The approximate fraction of deleted triple among all triples in an index is displayed by the agtool storage-report command. Follow the link to see an example of the output of that command.
Query performance
Let's look at how the query engine uses indices for the query:
(get-triples :s <ex:person1> :p <ex:name>)
or the similar SPARQL pattern:
{ <ex:person1> <ex:name> ?name }
The spogi
index is an efficient index for these queries, as the fixed subject <ex:person1>
and fixed predicate <ex:name>
directly lead to the index section with all matching triples, and these triples can be efficiently returned. Any index flavor that starts with sp...
or ps...
(like spgoi
or psogi
) is optimal.
What if no sp...
or ps...
index is active? In that case the query engine will look for an active index that starts with just s....
or p....
. For example, assume sopgi
is available. As the subject in the query pattern is fixed, the highest level lookup efficiently locates all triples with subject <ex:person1>
. But within this section the triples are ordered first by object, second by predicate. To find the triples with the correct predicate, all triples in this section (with subject <ex:person1>
) must be consulted, and for each the predicate must be compared to <ex:name>
. Only the triples that pass this check will be returned.

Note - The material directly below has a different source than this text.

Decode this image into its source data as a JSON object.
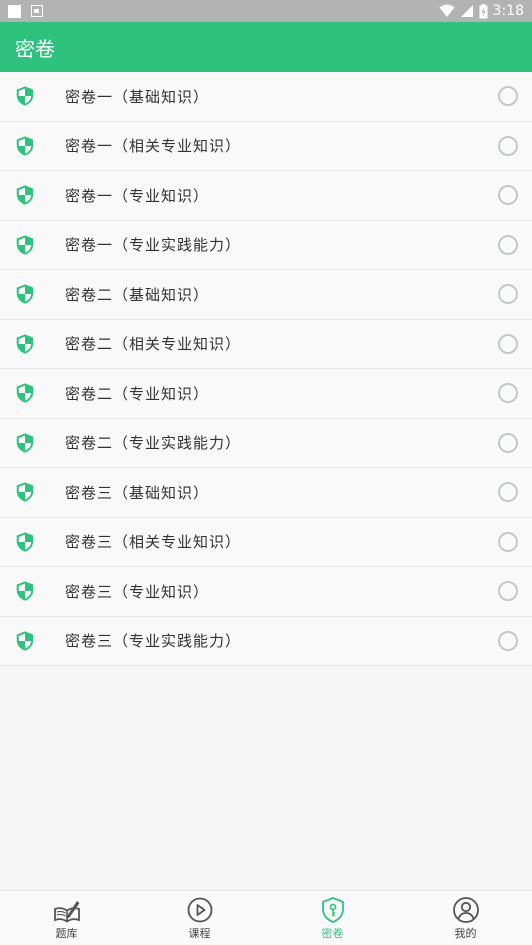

It could well be that the number of triples consulted is much larger than the number of triples that pass the check, so potentially a lot of work is done for very few returned triples, compared to the required effort in an optimal index.
In general for every query pattern there are certain optimal indices, and if such an index is active that is what the query engine will use. A suboptimal index can also be used, and the query results will still be correct.
In case of uncommon query patterns it could help to add a matching index that is not a default index. For example the SPARQL pattern:
graph <ex:g> {
<ex:person1> ?p ?o
}
filter ((?o > 10) && (?o < 20))
with fixed subject and graph, and a numeric range of object values, will run most efficiently if index gsopi
or sgopi
is active:
the graph and subject are fixed, so the index should start
g
ands
;in the
gso..
andsgo..
indices the section for a given graph and subject contains triples ordered by object, so the matches for the range query for values between 10 and 30 are stored adjecent.
Neither index gsopi
nor sgopi
is enabled by default. But the default gspoi
index already gives two levels of optimal sorting (graph and subject) and adding an extra index will probably not impact the query performance significantly.
In general, in case of unsatisfying query performance, optimize the indices first, and contact [email protected] if that did not resolve the problem.
Index Styles
AllegroGraph supports two different triple index data structures, style 1 and style 2, with different performance characteristics. In practice style 1 has shown the best performance, and it is the default. Style 2 has now been deprecated and might be removed in a future release.